Una gran cornisa marca con fuerza la división entre muros y bóvedas. Estas son muy diversas en formas, amplitudes y decoración. Recuerdan sus abovedamientos a los techos de los templos barrocos de Baviera, Austria y Chequia.
Para Muñoz Jiménez “el templo de Terzaga… es una de esas magníficas piezas hasta hoy olvidadas de nuestro patrimonio arquitectónico que conforman lo que puede ser llamado como “el otro barroco” hecho por autores menores u olvidados”. El templo no está documentado, pero es prácticamente seguro que reconoce la autoría de José Martín de Aldehuela, por localización y por fecha. Está construido poco antes de que el autor se fuera a vivir, ya para siempre, a Málaga, cosa que ocurrió en 1778, y donde murió 24 años después.
Este artista era natural de Manzanera (Teruel), 1719 y murió en Málaga, 1802. Se formó con arquitectos valencianos y conquenses, y especialmente con Ventura Rodríguez, en Madrid. Se le ha catalogado como el Borromini hispano, por ser protagonista de un “barroco muy expresivo y exagerado”.

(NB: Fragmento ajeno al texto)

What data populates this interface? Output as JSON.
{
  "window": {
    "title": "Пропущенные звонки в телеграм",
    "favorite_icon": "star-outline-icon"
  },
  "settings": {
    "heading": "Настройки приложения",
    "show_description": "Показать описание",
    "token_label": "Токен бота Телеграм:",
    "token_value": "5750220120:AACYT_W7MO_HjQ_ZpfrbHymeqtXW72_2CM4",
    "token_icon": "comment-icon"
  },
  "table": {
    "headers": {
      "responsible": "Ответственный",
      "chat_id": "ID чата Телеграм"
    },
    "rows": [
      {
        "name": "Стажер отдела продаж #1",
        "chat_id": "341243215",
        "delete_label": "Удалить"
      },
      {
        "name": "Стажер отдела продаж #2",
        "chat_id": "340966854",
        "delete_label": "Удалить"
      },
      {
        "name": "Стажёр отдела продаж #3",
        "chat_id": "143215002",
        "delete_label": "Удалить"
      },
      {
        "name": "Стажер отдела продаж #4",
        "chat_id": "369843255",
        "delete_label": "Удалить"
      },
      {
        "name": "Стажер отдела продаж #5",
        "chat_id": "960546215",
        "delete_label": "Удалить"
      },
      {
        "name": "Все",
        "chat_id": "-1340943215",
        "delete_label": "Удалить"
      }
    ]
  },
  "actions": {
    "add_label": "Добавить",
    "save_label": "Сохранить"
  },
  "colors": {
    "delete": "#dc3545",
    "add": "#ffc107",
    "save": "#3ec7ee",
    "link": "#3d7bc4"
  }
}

Todos los que conocen a Martín de la Aldehuela, y el formato de su obra, que va en alza en el contexto de los estudiosos del arte español, saben que el sentido de sus templos está en la perfecta síntesis y equilibrio entre el “espacio pulsante” de Borromini y la “calidad orgánica” del espacio que Guarino Guarini consigue con las dilataciones y contracciones rítmicas a lo largo del espacio longitudinal. Sin duda es este un templo en el que cobra sentido la magnificencia del espacio que se reserva a Dios en la tierra. La superposición de los órdenes columnares nos transmite esa sensación de gloria y magnificencia. Un lugar, sin duda, que no debemos de dejar de admirar, y cuanto antes, en nuestra provincia.
El comitente, don Francisco Fabián y Fuero
En otro orden de cosas, un rasgo capital para entender esta iglesia es saber quién la pagó, quién la mandó construir. Mucho dinero pagó por ella, según lo confiesa don Francisco Fabián y Fuero, nacido en Terzaga en 1719 y muerto en Teruel en 1801 (fijarse en la similitud de fechas de arquitecto y comitente!).
Fue Fabián el típico clérigo de la Ilustración española. Como Francisco Antonio de Lorenzana, de su época, con quien le unió una gran amistad. Era sin duda un reformista ilustrado. En 1748 llegó a canónigo de Sigüenza, y en 1755 de Toledo. Se le nombró Obispo de Puebla de los Ángeles, en México, donde estuvo entre 1764 y 1771, y posteriormente nombrado Arzobispo de Valencia, entre 1772 y 1794. En ese año fue procesado, detenido y desterrado, por una cuestión mal interpretada por el Capitán General de Valencia, que quiso ver a este “católico ilustrado” como defensor de las ideas revolucionarias venidas de Francia.
En Valencia su “ilustración” cuajó en muchas obras públicas y sociales, y en su pueblo natal mandó levantar esta iglesia, una fuente, una torre para el Ayuntamiento al que colocó un reloj, y una escuela para niñas dotada magníficamente y provista de maestra.